All chapters are encouraged to participate. Camping and Fishing weekend . No entry fee


----------



## Muskie_Guy (Mar 14, 2007)

We will have a free door prize raffle. We will also have tickets for our spring fundraiser trip raffle. Which will be drawn at the Challunge


SCOTSMAN POINT RESORT TRIP RAFFLE

ONTARIO CANADA

MUSKIE FISHING TRIP TO BUCKHORN LAKE

IN THE KAWARTHA LAKES REGION OF ONTARIO

5 NIGHTS ACCOMMODATION

IN A 3 BEDROOM HOUSEKEEPING COTTAGE

SUNDAY TO FRIDAY, SPRING AND FALL 2008

AT SCOTSMAN POINT RESORT


Above package includes dockage and launching for up to 3 boats
Our new docks have power along the walkways

Lund boats and 2008 Mercury motors are available at an extra cost

Buckhorn Lake is one of the famous TRI LAKES which are
Buckhorn, Pigeon and Chemong

These lakes are well known for their great Muskie fishing.


----------



## Muskie_Guy (Mar 14, 2007)

Here's a pic of Jims 49 from out tournament a few weeks back.
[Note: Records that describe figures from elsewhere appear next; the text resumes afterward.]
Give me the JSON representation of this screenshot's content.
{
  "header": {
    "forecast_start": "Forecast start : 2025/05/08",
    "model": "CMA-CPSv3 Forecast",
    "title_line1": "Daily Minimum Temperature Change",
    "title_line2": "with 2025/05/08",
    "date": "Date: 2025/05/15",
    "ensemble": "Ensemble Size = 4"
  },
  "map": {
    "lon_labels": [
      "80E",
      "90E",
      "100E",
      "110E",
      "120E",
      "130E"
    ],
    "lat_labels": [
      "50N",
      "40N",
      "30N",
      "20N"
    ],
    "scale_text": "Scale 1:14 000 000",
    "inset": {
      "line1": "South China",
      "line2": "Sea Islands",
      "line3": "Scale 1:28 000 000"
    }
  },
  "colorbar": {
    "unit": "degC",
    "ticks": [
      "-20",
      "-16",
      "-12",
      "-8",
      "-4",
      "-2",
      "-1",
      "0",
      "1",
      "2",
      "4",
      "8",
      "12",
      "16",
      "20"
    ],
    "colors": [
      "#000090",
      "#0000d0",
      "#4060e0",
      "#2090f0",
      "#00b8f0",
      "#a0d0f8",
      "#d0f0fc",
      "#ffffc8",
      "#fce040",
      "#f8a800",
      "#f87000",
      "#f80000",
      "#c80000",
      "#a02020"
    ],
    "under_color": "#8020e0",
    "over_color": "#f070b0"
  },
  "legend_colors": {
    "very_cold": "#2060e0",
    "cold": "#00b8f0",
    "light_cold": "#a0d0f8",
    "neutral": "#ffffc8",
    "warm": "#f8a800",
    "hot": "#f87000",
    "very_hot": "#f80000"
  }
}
Come join us this coming weekend ! Top trophy lake, camping, food and lot's of muskie fishing !


----------



## Muskie_Guy (Mar 14, 2007)

Only a few days till the muskie hoedown ! .. yeah I'm anxious... I dont get out as much as I'd like.


----------



## MuskieMan35 (Mar 5, 2008)

Hey Muskie Guy,
How'd this turn out? Biggest fish?
Never fished Salt Fork- may look into it....


----------



## Muskie_Guy (Mar 14, 2007)

2 - 44 inchers were the biggest. then it went from 39's down. fishing was tough but they were being caught. I think we has 45 people and Sherm from the Cleveland chapter won the Scotsman point trip raffle. The constant fronts kept the fishing down. It was sunny then wind then rain then repeat. But the cookout went well... I highly reccomend Saltfork. Has a good population of trophy fish


----------



## Muskie_Guy (Mar 14, 2007)

Here is the winner


----------



## MuskieMan35 (Mar 5, 2008)

Thanks! Looks like Salt Fork is a letter better suited to handle all family members; beach, basketball courts- at least the ones that don't fish!
Is it similar to depths, style of Leesville? Looks similar to Leesville map wise...


----------



## Muskie_Guy (Mar 14, 2007)

I have to tell ya they have the neatest cleanest campground I've been to ... everything is well manicured and mowed.. and the showers and restrooms are clean... I give it 5 stars


----------



## Muskie_Guy (Mar 14, 2007)

Oh and did I mention trophy muskie fishing ?:B


----------



## Muskie_Guy (Mar 14, 2007)

Yeah the structure is like a typical Ohio lake




MuskieMan35 said:


> Thanks! Looks like Salt Fork is a letter better suited to handle all family members; beach, basketball courts- at least the ones that don't fish!
> Is it similar to depths, style of Leesville? Looks similar to Leesville map wise...


----------